Williams’ quote here serves as one of the early warning signs of a trend that would become one of MJ’s most identifiable traits in the NBA, but it takes on even more significance since even his college assistant coach could see it coming.

Or, as Los Angeles Lakers great James Worthy put it: “I was better than he was … for about two weeks.”

“You got your lines over here, you got your weed smokers over here, you got your women over here” — Michael Jordan on Bulls parties (Episode 1)

As a rookie on the Bulls, Jordan quickly proved himself on the court. Off the court, however, it was a bit of an adjustment for the first-year player, especially when it came to the rampant drug use and partying that was prevalent in the NBA at the time.

A headline referring to the Bulls as a “traveling cocaine circus” made the GOAT crack up in his interview, and when asked whether it was accurate, he gave a noncommittal, “Ahhhh…”

Jordan recounted his first look at the Bulls party life when he was knocking on doors at a hotel to find his teammates and heard a hush fall behind the door in the room where they all were. Once they realized it was MJ and let him in, Jordan described the scene above.
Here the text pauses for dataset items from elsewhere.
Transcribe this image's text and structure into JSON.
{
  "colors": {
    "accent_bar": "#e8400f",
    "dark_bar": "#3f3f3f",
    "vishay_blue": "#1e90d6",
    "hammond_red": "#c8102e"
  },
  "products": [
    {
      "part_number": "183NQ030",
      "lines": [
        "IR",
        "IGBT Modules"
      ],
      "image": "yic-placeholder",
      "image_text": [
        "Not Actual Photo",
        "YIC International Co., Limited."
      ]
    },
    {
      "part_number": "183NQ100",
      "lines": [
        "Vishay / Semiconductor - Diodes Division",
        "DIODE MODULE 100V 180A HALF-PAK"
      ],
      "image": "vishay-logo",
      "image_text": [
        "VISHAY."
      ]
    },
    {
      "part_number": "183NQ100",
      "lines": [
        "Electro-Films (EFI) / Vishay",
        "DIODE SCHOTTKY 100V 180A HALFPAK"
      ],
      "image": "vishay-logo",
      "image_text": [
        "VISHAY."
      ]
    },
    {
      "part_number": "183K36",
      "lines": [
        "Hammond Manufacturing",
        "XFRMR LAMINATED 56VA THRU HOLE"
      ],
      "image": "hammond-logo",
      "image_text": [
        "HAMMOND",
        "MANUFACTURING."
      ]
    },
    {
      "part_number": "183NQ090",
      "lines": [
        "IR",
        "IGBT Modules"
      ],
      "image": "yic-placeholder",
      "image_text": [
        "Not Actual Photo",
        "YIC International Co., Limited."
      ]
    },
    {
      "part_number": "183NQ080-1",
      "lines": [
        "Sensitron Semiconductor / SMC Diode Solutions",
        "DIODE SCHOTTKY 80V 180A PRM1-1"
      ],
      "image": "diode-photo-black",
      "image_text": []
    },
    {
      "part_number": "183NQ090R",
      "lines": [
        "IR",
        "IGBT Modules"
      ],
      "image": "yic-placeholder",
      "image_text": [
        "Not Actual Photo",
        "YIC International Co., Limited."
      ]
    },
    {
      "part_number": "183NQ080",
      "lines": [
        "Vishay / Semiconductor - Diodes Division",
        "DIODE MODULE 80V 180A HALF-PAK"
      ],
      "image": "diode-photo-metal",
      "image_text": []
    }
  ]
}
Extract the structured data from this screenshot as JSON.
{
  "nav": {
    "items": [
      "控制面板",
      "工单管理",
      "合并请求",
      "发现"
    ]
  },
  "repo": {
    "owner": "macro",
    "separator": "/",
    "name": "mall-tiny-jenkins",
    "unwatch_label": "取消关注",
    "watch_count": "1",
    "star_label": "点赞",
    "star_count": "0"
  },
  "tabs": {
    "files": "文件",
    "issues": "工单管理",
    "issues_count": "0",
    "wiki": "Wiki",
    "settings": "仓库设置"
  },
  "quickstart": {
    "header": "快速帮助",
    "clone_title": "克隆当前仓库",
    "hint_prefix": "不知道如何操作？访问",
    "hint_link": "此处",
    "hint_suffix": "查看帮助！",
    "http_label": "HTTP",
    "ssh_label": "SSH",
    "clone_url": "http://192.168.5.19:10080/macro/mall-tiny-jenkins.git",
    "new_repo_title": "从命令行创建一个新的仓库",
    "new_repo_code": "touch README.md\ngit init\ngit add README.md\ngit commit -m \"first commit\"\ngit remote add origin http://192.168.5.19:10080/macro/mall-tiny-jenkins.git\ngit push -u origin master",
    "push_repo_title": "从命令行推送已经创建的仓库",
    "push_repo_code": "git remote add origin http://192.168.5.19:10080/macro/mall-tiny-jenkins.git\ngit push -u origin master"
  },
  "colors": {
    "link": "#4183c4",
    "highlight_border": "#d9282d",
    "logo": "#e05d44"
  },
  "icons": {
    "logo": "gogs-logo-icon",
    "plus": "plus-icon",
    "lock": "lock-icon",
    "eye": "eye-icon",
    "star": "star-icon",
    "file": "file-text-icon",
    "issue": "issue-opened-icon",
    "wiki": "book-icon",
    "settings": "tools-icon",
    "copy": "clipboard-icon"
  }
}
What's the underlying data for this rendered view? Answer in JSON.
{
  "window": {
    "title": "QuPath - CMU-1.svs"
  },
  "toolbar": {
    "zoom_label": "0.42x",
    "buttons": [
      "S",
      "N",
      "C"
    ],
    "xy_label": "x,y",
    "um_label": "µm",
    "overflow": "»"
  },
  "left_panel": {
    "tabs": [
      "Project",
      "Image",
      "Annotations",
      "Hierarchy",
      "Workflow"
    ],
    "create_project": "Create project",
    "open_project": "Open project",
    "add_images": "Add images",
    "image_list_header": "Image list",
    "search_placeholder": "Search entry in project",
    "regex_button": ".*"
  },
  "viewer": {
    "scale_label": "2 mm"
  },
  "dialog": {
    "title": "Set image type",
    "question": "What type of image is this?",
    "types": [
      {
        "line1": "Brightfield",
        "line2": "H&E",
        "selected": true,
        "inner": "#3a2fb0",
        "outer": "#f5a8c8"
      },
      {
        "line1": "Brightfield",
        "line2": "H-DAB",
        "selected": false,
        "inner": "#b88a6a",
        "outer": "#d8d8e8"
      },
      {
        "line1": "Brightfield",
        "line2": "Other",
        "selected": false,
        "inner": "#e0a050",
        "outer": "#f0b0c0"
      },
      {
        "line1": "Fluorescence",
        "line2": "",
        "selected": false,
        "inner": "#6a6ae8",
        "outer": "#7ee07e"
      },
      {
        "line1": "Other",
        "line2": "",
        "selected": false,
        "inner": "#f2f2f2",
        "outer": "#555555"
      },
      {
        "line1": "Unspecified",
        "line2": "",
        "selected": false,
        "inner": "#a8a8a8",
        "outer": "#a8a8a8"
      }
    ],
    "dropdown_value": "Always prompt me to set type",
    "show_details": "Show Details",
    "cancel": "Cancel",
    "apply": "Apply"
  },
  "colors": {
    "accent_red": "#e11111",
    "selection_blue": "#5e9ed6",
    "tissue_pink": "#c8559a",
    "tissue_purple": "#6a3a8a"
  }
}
For a kid from North Carolina who just wanted to drink his orange juice and 7UP, MJ wanted no part of the drinking and drugs at that time. But it’s quite an eye-opener as to the league Jordan entered and how easily a legendary career could’ve been derailed had he not resisted those temptations.

“Whenever they speak Michael Jordan, they should speak Scottie Pippen.” — Michael Jordan (Episode 2)

Scottie Pippen is considered one of the most underrated NBA players of all time, and for good reason. Robin rarely gets as much shine as Batman, but whereas Batman could survive just fine on his own without his Boy Wonder sidekick, MJ’s career would’ve looked drastically different without Pippen.

As much as Jordan was the GOAT who rose to meet seemingly insurmountable expectations time and time again, it wasn’t until Pippen’s own rise to prominence that the Bulls were able to get past the “Bad Boys” Detroit Pistons and become NBA champions. His lockdown defense, facilitation, rebounding, versatility and overlooked scoring ability made a great Bulls team legendary.

Jordan goes on the record multiple times in these first two episodes to voice his displeasure with Pippen’s attempts to renegotiate his contract with the Bulls ahead of the 1997-98 campaign, and he was known for being a brutal teammate. But as much as his cutthroat, competitive nature rubbed a lot of people the wrong way, MJ also makes it crystal clear how vital “the best teammate of all time” was to his success.

“Depends on how f**king bad the headache is!” — Michael Jordan (Episode 2)

This is the ideal reaction to paint the picture of Michael Jordan. Love him or hate him, his desire to not only win, but destroy his competition is what made him such an unforgettable hero to his fans and a villain to those who waited for him to eventually fail.

We’ll let this story from MJ and owner Jerry Reinsdorf speak for itself:

Not only did we not realize how close MJ was to becoming a Bill Walton or a Sam Bowie, but the reason Jordan decided to risk his career and return in his second season? In this current era of load management, that’s something we would never see again.

“Every time I step on that basketball court my focus is to win the game,” he explains. “It drives me insane when I can’t.”